Welcome to FOOD & FELLOWSHIP: Old & New Recipes from the Green Acre Kitchen. Each week we will share three recipes, both old and new. When the day comes—and it will—that we can sit at a table and break bread together again, perhaps we will all have a few new dishes to share.
Here’s three recipes incorporating fresh local produce to help celebrate this amazing new season.
Pesto Pasta with Fresh Peas
English Peas or shelling peas have a peak season from May to early Summer though they can be found throughout the warm weather. They usually come in their pods but may also be found shucked. 1 pound of English Peas will yield approximately 1 cup of shelled peas. Frozen peas can be substituted but need slightly less cooking time. Some good examples of short pasta are Ziti, Cavatappi, Farfalle, Gemelli, Penne and Rotini.
1 bunch basil, leaves and young, tender stems
¼ cup fresh mint leaves
½ cup walnuts, toasted lightly
2 garlic cloves
1 teaspoon kosher salt
¼ cup olive oil
¼ cup parmesan or romano cheese
1-pound short pasta (see above)
2 cups of English peas
In a food processor blend the rinsed basil, mint, garlic, salt and olive oil into a rough paste adding more oil if needed. Pulse in the cheese.
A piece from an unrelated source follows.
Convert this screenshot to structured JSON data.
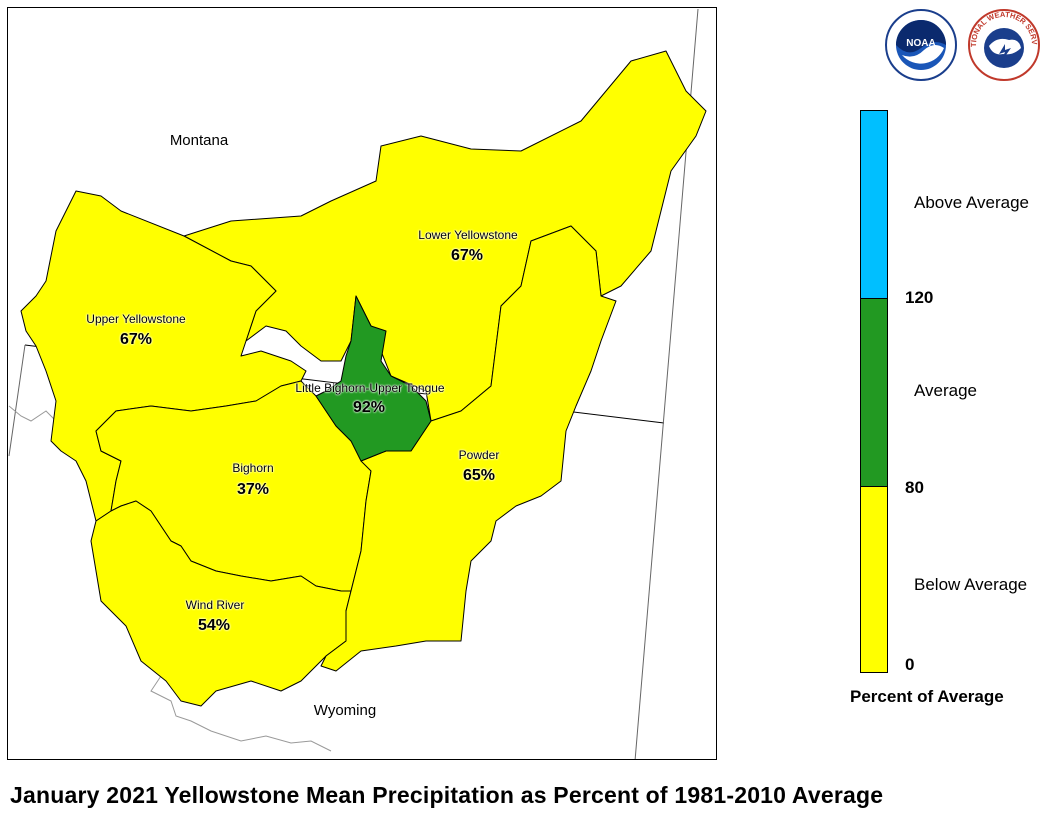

Bring a lightly salted pot of water to a boil. Add the peas and let cook for 3 to 4 minutes or until slightly tender. Remove peas with a sieve and allow to cool. Add more salt to water until it tastes like the ocean. Add pasta and cook according to directions. Drain pasta saving a cup of cooking water. Mix pasta, peas, cooking water and pesto in cooking pot, folding gently. Serve immediately with shredded cheese on the side for sprinkling.
Sautéed Swiss Chard and Garlic
Swiss Chard in all its colorful varieties begins to make an appearance in farmer’s markets in late April and will remain there until fall. Swiss Chard is in the same vegetable family as beets and spinach and a nutrition powerhouse with significant amounts of vitamins C, A and K plus iron. While many recipes call for trimming and disposing of the ribs, they can be cooked and eaten along with the leaves saving waste and adding visual appeal, nutrients and additional flavor to the final dish. Sauteed chard is a great side dish, but can be a meal when served over pasta, polenta or quinoa and pairs nicely with feta, goat cheese or parmesan. One large bunch feeds 2 to 4.
1 large bunch Swiss chard, ribs removed and diced, leaves torn into large pieces
1 tablespoon olive oil
2 large cloves garlic, crushed
½ teaspoon hot pepper flakes
1 tablespoon lemon juice, fresh
salt and pepper
Pour olive oil into a medium hot skillet. Add the diced ribs and sauté for 2 minutes. Add the hot pepper flakes and garlic, cook for a minute, then add the chard leaves. Gently stir and fold briefly until wilted, 2 to 3 minutes. Remove from heat and season with salt, pepper and lemon juice.
Rhubarb Cream Pie
A big thanks to my mom for sharing this recipe from my great Aunt Ida. It has been used in my family for many years. Rhubarb is a very sour fruit and the original recipe called for even more sugar. As diets have changed over the years, we have lowered the sugar content.
1 cup sugar
3 tablespoons flour
½ teaspoon nutmeg, freshly ground
1 tablespoon butter, room temperature
2 beaten eggs
3 cups rhubarb, diced 1 inch pieces
1 recipe pie crust, double-crust
1 beaten egg, for egg wash
Preheat oven to 450F.
Blend sugar, flour, nutmeg and flour. Add beaten eggs and mix until smooth. Place rhubarb in a prepared pie crust and spread the egg mixture over the rhubarb.
For a stunning presentation, add a lattice top crust or add slightly overlapping stars or leaf shapes. Brush the top crust with an egg wash and bake for 10 minutes at 450F. Lower the over to 350F and bake for an additional 30 minutes. Serve with vanilla ice cream.